Application Skeleton: Generating Synthetic Applications for Infrastructure Research

Summary

Application Skeleton is a simple and powerful tool to build simplified synthetic science and engineering applications (for example, modeling and simulation, data analysis) with runtime and I/O close to that of the real applications. It is intended for applied computer scientists who need to use science and engineering applications to verify the effectiveness of new systems designed to efficiently run such applications, so that they can bypass obstacles that they often encounter when accessing and building real science and engineering applications. Using the applications generated by Application Skeleton guarantees that the CS systems' effectiveness on synthetic applications will apply to the real applications.

Application Skeleton can generate bag-of-task, (iterative) map-reduce, and (iterative) multistage workflow applications. These applications are represented as a set of tasks, a set of input files, and a set of dependencies. These applications can be generally considered many-task applications, and once created, can be run on single-core, single-node, multi-core, or multi-node (distributed or parallel) computers, depending on what workflow system is used to run them. The generated applications are compatible with workflow system such as Swift (Zhao et al. 2007, Wilde et al. (2009), Wilde et al. (2011)) and Pegasus (Ewa Deelman et al. 2004, E. Deelman et al. (2005)), as well as the ubiquitous UNIX shell. The application can also be created as a generic JSON object that can be used by other systems such as the AIMES (Turilli et al. 2015) middleware.

References

Deelman, E., G. Singh, M.-H. Su, J. Blythe, Y. Gil, C. Kesselman, G. Mehta, et al. 2005. “Pegasus: A Framework for Mapping Complex Scientific Workflows onto Distributed Systems.” Scientific Programming Journal 13 (3): 219–37. doi:10.1155/2005/128026.

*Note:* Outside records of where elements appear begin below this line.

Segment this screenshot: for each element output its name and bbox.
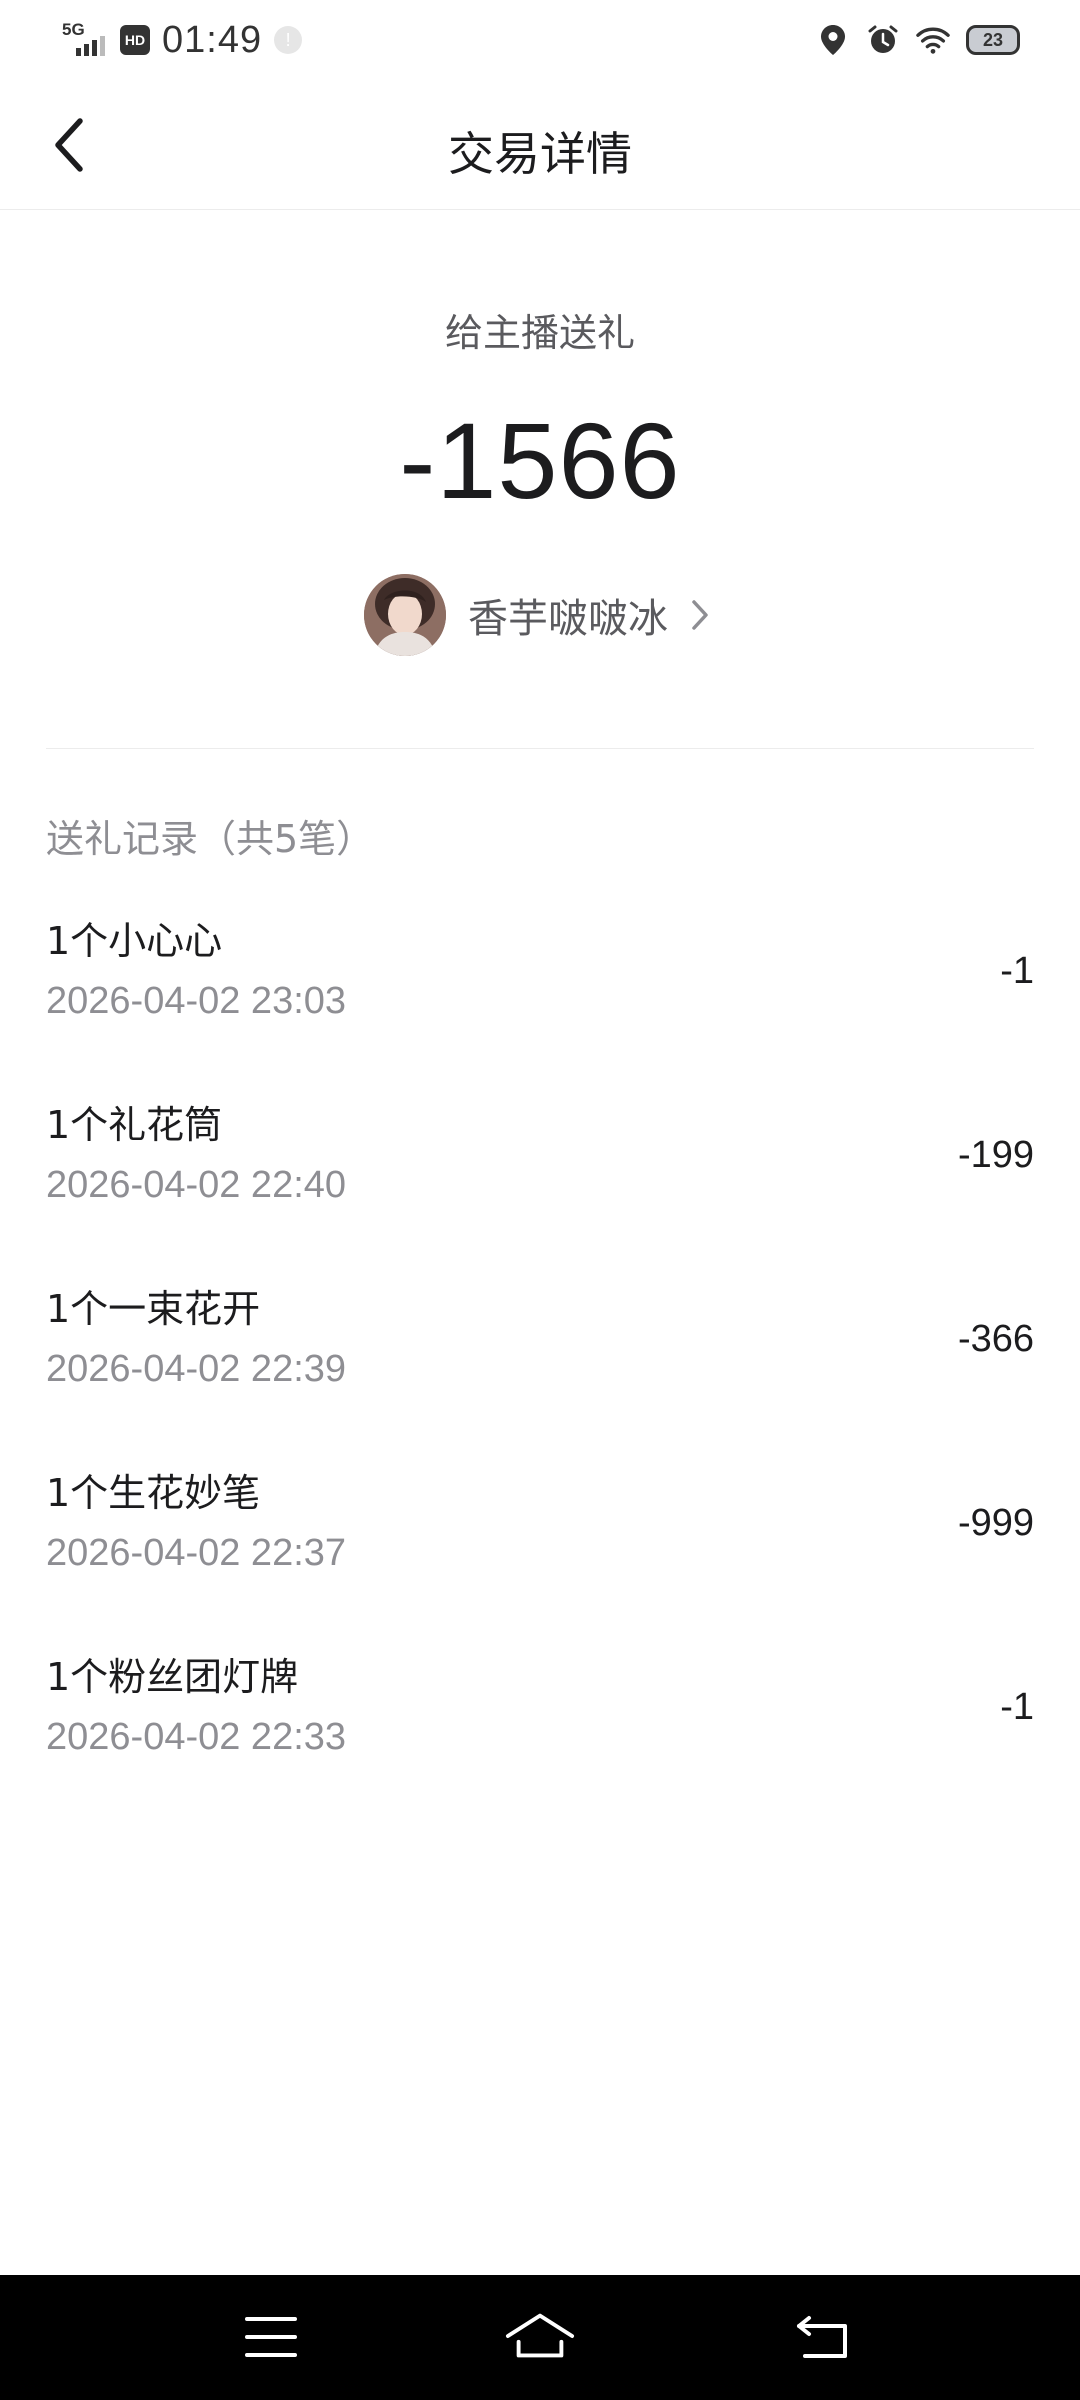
streamer-link[interactable]: 香芋啵啵冰 xyxy=(0,572,1080,658)
nav-menu-button[interactable] xyxy=(236,2305,306,2369)
transaction-type-label: 给主播送礼 xyxy=(444,311,635,355)
system-nav-bar xyxy=(0,2275,1080,2400)
gift-amount: -366 xyxy=(957,1318,1034,1360)
status-right: 23 xyxy=(816,23,1020,57)
return-icon xyxy=(797,2316,847,2358)
gift-name: 1个一束花开 xyxy=(46,1287,261,1331)
chevron-right-icon xyxy=(690,595,716,635)
list-item: 1个礼花筒 2026-04-02 22:40 -199 xyxy=(0,1064,1080,1248)
list-item: 1个小心心 2026-04-02 23:03 -1 xyxy=(0,880,1080,1064)
list-item: 1个一束花开 2026-04-02 22:39 -366 xyxy=(0,1248,1080,1432)
gift-name: 1个小心心 xyxy=(46,919,223,963)
nav-home-button[interactable] xyxy=(505,2305,575,2369)
gift-time: 2026-04-02 22:40 xyxy=(46,1164,347,1206)
gift-name: 1个礼花筒 xyxy=(46,1103,223,1147)
nav-header: 交易详情 xyxy=(0,80,1080,210)
menu-icon xyxy=(245,2317,297,2357)
notification-icon: ! xyxy=(274,26,303,54)
location-icon xyxy=(816,23,850,57)
battery-level: 23 xyxy=(982,29,1004,50)
gift-amount: -999 xyxy=(957,1502,1034,1544)
gift-time: 2026-04-02 22:37 xyxy=(46,1532,347,1574)
status-bar: 5G HD 01:49 ! 23 xyxy=(0,0,1080,80)
gift-amount: -1 xyxy=(1000,950,1034,992)
gift-amount: -1 xyxy=(1000,1686,1034,1728)
list-item: 1个粉丝团灯牌 2026-04-02 22:33 -1 xyxy=(0,1616,1080,1800)
cellular-signal-icon: 5G xyxy=(60,20,108,60)
gift-name: 1个生花妙笔 xyxy=(46,1471,261,1515)
screen: 5G HD 01:49 ! 23 交易详情 给主播送礼 -1566 香芋啵啵冰 … xyxy=(0,0,1080,2400)
gift-time: 2026-04-02 23:03 xyxy=(46,980,347,1022)
gift-amount: -199 xyxy=(957,1134,1034,1176)
gift-time: 2026-04-02 22:33 xyxy=(46,1716,347,1758)
page-title: 交易详情 xyxy=(448,127,632,181)
avatar xyxy=(364,574,446,656)
battery-icon: 23 xyxy=(966,25,1020,55)
gift-name: 1个粉丝团灯牌 xyxy=(46,1655,299,1699)
records-list: 1个小心心 2026-04-02 23:03 -1 1个礼花筒 2026-04-… xyxy=(0,880,1080,1800)
status-left: 5G HD 01:49 ! xyxy=(60,18,303,62)
list-item: 1个生花妙笔 2026-04-02 22:37 -999 xyxy=(0,1432,1080,1616)
home-icon xyxy=(505,2313,575,2358)
streamer-name: 香芋啵啵冰 xyxy=(468,596,668,642)
alarm-icon xyxy=(866,23,900,57)
wifi-icon xyxy=(916,23,950,57)
hd-icon: HD xyxy=(120,25,150,55)
gift-time: 2026-04-02 22:39 xyxy=(46,1348,347,1390)
status-time: 01:49 xyxy=(162,18,263,61)
divider xyxy=(46,748,1034,749)
records-header: 送礼记录（共5笔） xyxy=(46,817,375,861)
nav-back-button[interactable] xyxy=(788,2305,858,2369)
transaction-amount: -1566 xyxy=(399,400,681,521)
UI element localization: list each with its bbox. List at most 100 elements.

Deelman, Ewa, James Blythe, Yolanda Gil, Carl Kesselman, Gaurang Mehta, Sonal Patil, Mei-Hui Su, Karan Vahi, and Miron Livny. 2004. “Pegasus: Mapping Scientific Workflows onto the Grid.” In Grid Computing, edited by Marios D. Dikaiakos, 3165:131–40. Lect. Notes in Comp. Sci. Springer. doi:10.1007/978-3-540-28642-4_2.

Turilli, Matteo, Zhao Zhang, Andre Merzky, Michael Wilde, Jon Weissman, Daniel S Katz, Shantenu Jha, and others. 2015. “Integrating Abstractions to Enhance the Execution of Distributed Applications.” arXiv Preprint arXiv:1504.04720.

Wilde, Michael, Ian Foster, Kamil Iskra, Pete Beckman, Zhao Zhang, Allan Espinosa, Mihael Hategan, Ben Clifford, and Ioan Raicu. 2009. “Parallel Scripting for Applications at the Petascale and Beyond.” Computer 42. IEEE Computer Society: 50–60. doi:10.1109/MC.2009.365.

Wilde, Michael, Mihael Hategan, Justin M. Wozniak, Ben Clifford, Daniel S. Katz, and Ian Foster. 2011. “Swift: A Language for Distributed Parallel Scripting.” Par. Comp., September, 633–52. doi:10.1016/j.parco.2011.05.005.

Zhao, Yong, Mihael Hategan, Ben Clifford, Ian Foster, Gregor Von Laszewski, Veronika Nefedova, Ioan Raicu, Tiberiu Stef-Praun, and Michael Wilde. 2007. “Swift: Fast, Reliable, Loosely Coupled Parallel Computation.” In IEEE Congress on Services, 199–206. IEEE. doi:10.1109/SERVICES.2007.63.